December 28 2025 (09:02 WET)

 

“We need more conversation and fewer slogans. More listening and less noise. More time to understand each other, to recognize each other. More time to be better people”

2025 ends, and with it, an intense year for San Bartolomé. A year in which we have continued working to improve our municipality, to care for what we are, and to open paths toward what we want to become. But also twelve months in which I have felt, like many of you, that something is moving in public life in a way that does not help us move forward

In too many spaces, a forced search for ideological confrontation has taken hold, a kind of permanent competition to divide, to simplify reality into factions, to turn every conversation into a battlefield. 

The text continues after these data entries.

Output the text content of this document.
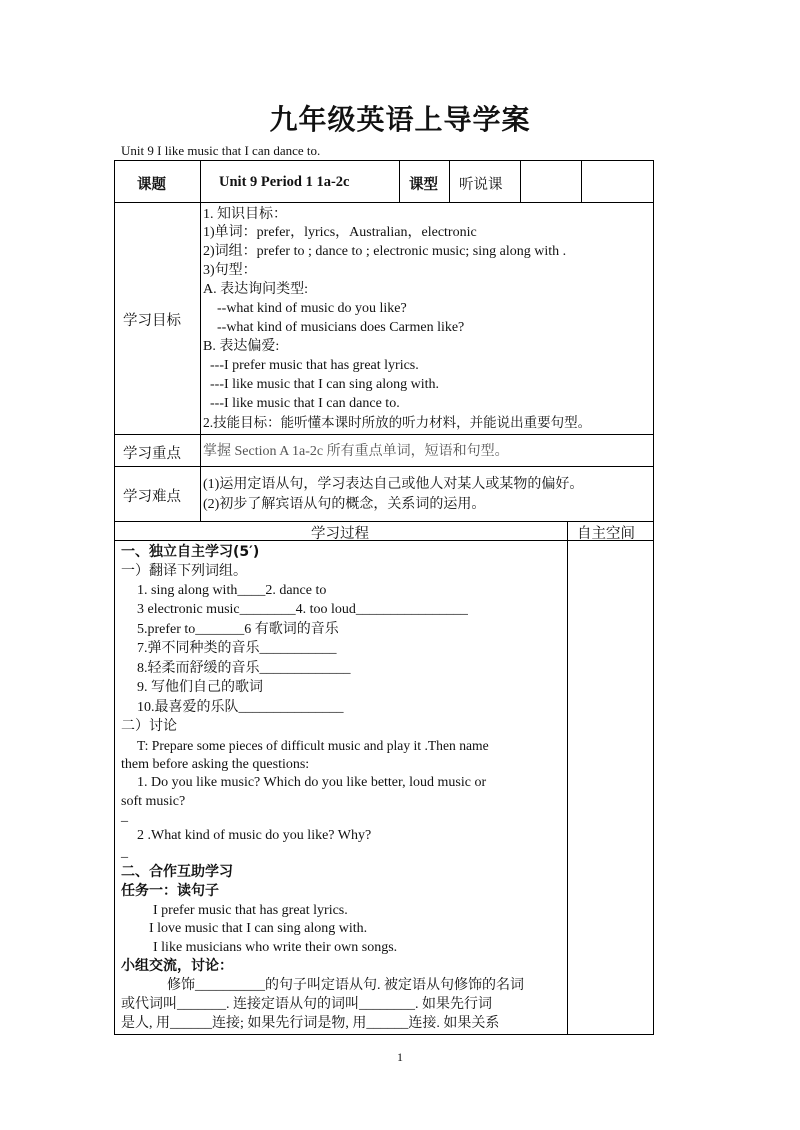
九年级英语上导学案
Unit 9 I like music that I can dance to.
课题	Unit 9 Period 1 1a-2c	课型 听说课
学习目标
1. 知识目标：
1)单词：prefer，lyrics，Australian，electronic
2)词组：prefer to ; dance to ; electronic music; sing along with .
3)句型：
A. 表达询问类型:
--what kind of music do you like?
--what kind of musicians does Carmen like?
B. 表达偏爱:
---I prefer music that has great lyrics.
---I like music that I can sing along with.
---I like music that I can dance to.
2.技能目标：能听懂本课时所放的听力材料，并能说出重要句型。
学习重点 掌握 Section A 1a-2c 所有重点单词，短语和句型。
学习难点
(1)运用定语从句，学习表达自己或他人对某人或某物的偏好。
(2)初步了解宾语从句的概念，关系词的运用。
学习过程	自主空间
一、独立自主学习(5′)
一）翻译下列词组。
1. sing along with____2. dance to
3 electronic music________4. too loud________________
5.prefer to_______6 有歌词的音乐
7.弹不同种类的音乐___________
8.轻柔而舒缓的音乐_____________
9. 写他们自己的歌词
10.最喜爱的乐队_______________
二）讨论
T: Prepare some pieces of difficult music and play it .Then name
them before asking the questions:
1. Do you like music? Which do you like better, loud music or
soft music?
_
2 .What kind of music do you like? Why?
_
二、合作互助学习
任务一：读句子
I prefer music that has great lyrics.
I love music that I can sing along with.
I like musicians who write their own songs.
小组交流，讨论：
修饰__________的句子叫定语从句. 被定语从句修饰的名词
或代词叫_______. 连接定语从句的词叫________. 如果先行词
是人, 用______连接; 如果先行词是物, 用______连接. 如果关系
1
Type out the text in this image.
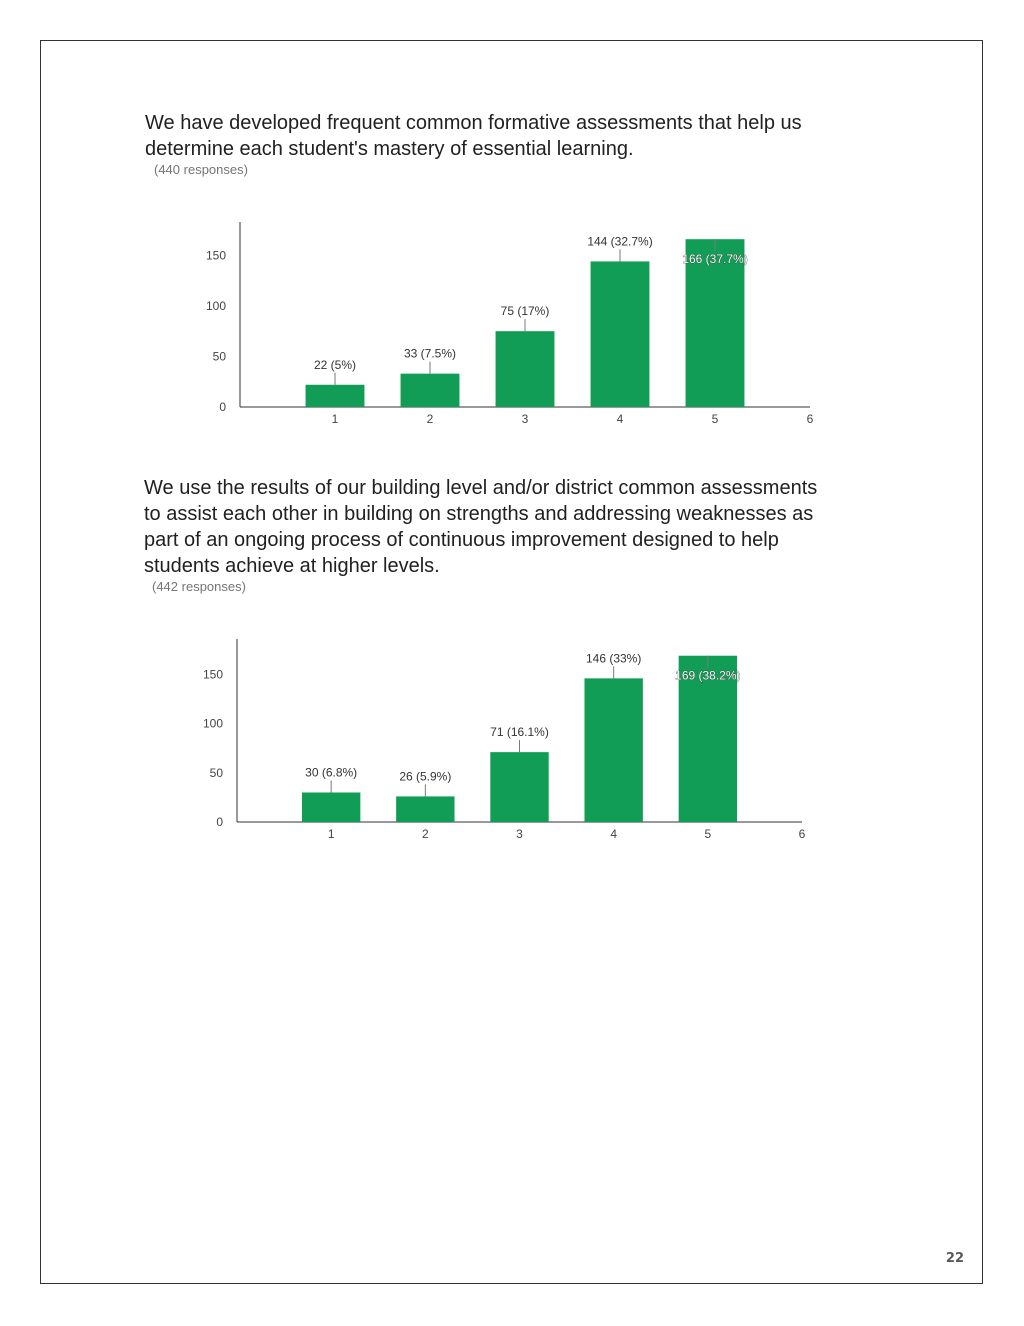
We have developed frequent common formative assessments that help us
determine each student's mastery of essential learning.
(440 responses)
0
50
100
150
1	2	3	4	5	6
22 (5%)
33 (7.5%)
75 (17%)
144 (32.7%)
166 (37.7%)
We use the results of our building level and/or district common assessments
to assist each other in building on strengths and addressing weaknesses as
part of an ongoing process of continuous improvement designed to help
students achieve at higher levels.
(442 responses)
0
50
100
150
1	2	3	4	5	6
30 (6.8%)	26 (5.9%)
71 (16.1%)
146 (33%)
169 (38.2%)
22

A confrontation that is not born from people's real problems, but from the need of some discourses to feed polarization as a strategy. And when that happens, we lose because when politics becomes noise, neighbors drift apart.

When public life is filled with empty gestures, 30-second marketing, messages designed to ignite rather than build, detachment is generated, which devalues those who do feel the calling of public service as an honest commitment, those who work with enthusiasm to improve the quality of life of their community, their city, their municipality.

In San Bartolomé, we have tried to maintain consistency between what we say, what we project, and what we do. It's not always easy. The tense atmosphere that pervades many areas—fueled by populist dynamics and the impact of fake news on truth—also reaches us. But precisely because of this, we must reaffirm ourselves in the opposite: in serenity, in listening, in responsibility, and in closeness.

And here I want to pause for a moment. Because sometimes culture, music, the honesty of those who create from a sincere place, remind us of what is essential. Like Robe, the recently deceased singer of Extremoduro, used to do. With his simple language, he was able to praise something that we need more than ever today: the value of time and the capacity to listen. His music taught us that stopping, looking at ourselves, and understanding each other is also a way of taking care of ourselves as a society.

We need more conversation and fewer slogans. More listening and less noise. More time to understand each other, to recognize each other. More time—as Robe would say—to be better people. And that, in politics, means more spaces for dialogue, more possible agreements, more willingness to look at the long term and less obsession with the immediate headline.

San Bartolomé is a municipality that moves forward when it does so united. We have demonstrated this many times. And I am convinced that, if we continue to bet on coexistence, respect, and collaboration, we will be able to face the challenges ahead with the same strength with which we have overcome previous ones.

We bid farewell to 2025 with the certainty that the best thing we can do for our municipality is to take care of it together. With less noise. With more conversations. With less haste and, yes, with more time to be better people.